Why are AI videos often low quality or unrealistic?
AI videos are often low quality or unrealistic because they are built on prediction rather than understanding. Generative AI models assemble frames based on probability, not creative judgment. This can result in awkward pacing, unnatural facial expressions, distorted movement, or visuals that fall into the uncanny valley. Without human video editing skills and creative oversight, these issues compound quickly.
What limitations of AI video creation affect businesses most?
For businesses, the biggest limitations of AI video creation are brand inconsistency, lack of emotional connection, and quality control issues. AI-generated content may look polished at first glance but often fails to communicate a clear message or align with brand voice. Fixing or reworking AI output can also cost more time and resources than producing high-quality videos with a human-led team from the start.
Can AI-generated videos replace human creativity in production?
No. AI-generated videos can assist with speed and experimentation, but they cannot replace human creativity. Creativity involves intuition, empathy, cultural awareness, and decision-making, qualities AI models do not possess. While AI can support early-stage ideation or rough drafts, engaging videos still depend on human storytellers to guide vision, tone, and purpose.

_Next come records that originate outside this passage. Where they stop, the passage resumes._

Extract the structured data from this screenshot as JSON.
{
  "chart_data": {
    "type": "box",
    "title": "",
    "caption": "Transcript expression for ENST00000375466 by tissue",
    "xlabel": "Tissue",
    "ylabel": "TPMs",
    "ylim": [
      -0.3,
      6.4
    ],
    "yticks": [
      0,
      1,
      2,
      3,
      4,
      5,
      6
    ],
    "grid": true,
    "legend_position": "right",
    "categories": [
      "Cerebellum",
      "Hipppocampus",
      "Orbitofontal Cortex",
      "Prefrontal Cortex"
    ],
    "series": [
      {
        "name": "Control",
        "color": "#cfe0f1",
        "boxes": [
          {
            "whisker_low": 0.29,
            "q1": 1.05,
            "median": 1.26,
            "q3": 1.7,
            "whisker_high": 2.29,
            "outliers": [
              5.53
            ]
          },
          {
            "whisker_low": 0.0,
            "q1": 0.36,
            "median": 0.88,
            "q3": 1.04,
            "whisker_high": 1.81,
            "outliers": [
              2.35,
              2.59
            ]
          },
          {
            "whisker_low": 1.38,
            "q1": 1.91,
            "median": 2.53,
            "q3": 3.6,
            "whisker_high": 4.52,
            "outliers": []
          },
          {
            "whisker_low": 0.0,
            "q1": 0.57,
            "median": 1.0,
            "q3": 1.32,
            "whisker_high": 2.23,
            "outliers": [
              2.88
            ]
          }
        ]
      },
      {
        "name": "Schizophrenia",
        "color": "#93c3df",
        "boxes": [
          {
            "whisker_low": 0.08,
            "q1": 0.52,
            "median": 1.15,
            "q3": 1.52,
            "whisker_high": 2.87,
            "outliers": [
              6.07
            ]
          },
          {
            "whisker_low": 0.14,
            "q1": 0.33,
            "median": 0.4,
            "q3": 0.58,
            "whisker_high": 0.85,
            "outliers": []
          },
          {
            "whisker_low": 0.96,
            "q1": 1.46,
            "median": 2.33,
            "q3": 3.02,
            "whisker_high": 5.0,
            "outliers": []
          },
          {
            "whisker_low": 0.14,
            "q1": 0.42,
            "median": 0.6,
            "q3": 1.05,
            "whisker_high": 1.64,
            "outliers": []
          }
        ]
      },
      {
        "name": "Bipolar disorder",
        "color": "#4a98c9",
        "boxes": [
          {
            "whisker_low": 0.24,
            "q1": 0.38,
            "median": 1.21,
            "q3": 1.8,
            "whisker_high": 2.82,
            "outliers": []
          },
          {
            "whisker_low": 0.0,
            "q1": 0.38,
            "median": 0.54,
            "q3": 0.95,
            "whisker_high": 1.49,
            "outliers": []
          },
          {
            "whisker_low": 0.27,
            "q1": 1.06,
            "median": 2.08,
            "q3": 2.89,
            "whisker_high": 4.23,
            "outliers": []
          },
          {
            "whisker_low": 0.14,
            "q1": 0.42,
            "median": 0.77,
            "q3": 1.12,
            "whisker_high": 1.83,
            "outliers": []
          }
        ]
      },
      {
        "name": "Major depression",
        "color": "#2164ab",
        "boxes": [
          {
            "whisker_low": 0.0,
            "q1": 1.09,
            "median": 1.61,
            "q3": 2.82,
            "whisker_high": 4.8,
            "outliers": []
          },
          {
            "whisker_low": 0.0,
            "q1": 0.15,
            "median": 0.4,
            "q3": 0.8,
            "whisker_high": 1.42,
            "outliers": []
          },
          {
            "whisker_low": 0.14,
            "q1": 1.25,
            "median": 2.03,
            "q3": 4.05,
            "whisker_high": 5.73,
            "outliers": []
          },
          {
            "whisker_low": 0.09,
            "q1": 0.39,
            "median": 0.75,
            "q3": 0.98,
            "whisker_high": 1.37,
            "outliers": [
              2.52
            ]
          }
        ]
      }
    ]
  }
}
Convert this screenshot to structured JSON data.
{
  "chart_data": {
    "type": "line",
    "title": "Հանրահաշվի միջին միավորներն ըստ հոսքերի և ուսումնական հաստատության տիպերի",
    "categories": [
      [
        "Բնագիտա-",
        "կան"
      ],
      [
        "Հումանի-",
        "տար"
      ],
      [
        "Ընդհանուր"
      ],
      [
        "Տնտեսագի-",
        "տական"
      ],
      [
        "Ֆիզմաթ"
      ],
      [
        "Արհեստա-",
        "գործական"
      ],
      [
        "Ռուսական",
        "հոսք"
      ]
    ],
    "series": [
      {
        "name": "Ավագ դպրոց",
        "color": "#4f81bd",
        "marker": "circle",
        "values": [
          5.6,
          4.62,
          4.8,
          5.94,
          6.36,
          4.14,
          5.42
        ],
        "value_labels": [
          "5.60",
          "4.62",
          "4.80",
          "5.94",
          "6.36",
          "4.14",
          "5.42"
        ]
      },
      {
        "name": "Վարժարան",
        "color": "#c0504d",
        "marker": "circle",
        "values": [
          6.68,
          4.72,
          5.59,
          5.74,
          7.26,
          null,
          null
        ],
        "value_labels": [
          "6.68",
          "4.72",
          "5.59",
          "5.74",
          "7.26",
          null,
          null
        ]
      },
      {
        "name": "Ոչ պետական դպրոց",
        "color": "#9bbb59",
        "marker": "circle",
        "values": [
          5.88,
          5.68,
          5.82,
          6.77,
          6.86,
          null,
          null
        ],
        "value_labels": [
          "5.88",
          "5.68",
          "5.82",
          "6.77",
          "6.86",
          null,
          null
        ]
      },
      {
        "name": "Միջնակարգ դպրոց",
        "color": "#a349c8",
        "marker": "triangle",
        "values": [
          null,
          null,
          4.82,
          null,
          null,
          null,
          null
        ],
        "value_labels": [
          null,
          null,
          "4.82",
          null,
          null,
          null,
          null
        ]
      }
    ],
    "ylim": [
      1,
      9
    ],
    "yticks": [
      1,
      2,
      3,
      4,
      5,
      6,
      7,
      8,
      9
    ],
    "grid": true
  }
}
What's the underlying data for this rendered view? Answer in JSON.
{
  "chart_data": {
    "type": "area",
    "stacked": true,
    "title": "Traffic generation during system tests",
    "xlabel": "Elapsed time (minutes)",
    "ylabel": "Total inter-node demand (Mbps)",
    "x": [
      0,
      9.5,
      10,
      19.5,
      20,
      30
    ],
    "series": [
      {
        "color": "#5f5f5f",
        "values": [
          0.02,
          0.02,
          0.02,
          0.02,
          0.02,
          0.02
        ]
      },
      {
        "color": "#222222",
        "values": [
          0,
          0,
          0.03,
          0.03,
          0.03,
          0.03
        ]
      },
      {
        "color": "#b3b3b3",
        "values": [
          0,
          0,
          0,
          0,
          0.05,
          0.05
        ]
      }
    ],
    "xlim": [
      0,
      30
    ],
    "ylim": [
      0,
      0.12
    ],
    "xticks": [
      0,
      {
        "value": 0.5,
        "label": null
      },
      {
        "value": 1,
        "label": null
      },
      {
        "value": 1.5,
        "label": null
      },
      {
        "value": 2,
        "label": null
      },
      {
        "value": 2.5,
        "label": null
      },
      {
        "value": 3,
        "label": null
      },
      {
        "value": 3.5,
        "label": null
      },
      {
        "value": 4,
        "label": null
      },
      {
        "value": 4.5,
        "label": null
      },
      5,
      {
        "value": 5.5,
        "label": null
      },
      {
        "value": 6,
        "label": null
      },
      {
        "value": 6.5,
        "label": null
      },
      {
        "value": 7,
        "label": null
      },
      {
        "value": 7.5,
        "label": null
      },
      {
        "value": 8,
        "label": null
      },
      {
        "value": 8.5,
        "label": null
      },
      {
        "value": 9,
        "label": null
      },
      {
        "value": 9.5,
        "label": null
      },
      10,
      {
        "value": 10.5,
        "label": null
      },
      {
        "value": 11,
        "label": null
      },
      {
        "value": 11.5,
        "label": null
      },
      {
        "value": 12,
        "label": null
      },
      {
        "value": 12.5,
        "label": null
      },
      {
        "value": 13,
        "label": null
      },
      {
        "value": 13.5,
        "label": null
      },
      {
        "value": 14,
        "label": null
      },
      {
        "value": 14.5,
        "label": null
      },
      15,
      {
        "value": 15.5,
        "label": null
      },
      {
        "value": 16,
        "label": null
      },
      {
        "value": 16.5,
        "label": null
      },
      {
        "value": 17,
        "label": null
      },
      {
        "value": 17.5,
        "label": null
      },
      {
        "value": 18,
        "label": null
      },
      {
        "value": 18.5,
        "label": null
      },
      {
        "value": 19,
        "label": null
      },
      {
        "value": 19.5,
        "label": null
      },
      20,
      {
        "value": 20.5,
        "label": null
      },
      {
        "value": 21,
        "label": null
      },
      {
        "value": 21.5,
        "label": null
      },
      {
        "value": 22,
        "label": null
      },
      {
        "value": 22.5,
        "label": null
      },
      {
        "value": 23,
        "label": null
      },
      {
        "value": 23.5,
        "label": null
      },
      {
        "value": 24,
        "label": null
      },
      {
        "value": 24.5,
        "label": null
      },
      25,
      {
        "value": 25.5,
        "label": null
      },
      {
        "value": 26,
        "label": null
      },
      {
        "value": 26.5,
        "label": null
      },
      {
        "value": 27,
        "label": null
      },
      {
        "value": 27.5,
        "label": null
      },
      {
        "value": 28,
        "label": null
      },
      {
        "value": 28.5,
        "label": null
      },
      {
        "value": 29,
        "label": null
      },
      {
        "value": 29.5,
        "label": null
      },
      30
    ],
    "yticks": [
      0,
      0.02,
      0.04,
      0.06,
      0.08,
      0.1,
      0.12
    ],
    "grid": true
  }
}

Will AI video tools become more reliable in the future?
AI video tools will likely become more reliable in terms of technical execution, such as smoother motion or more realistic avatars. However, reliability does not equal creativity. Even as generative AI technology improves, it will still require human direction to produce meaningful, engaging video content. The future of video production isn’t AI replacing humans, it’s humans deciding where AI adds value and where it doesn’t.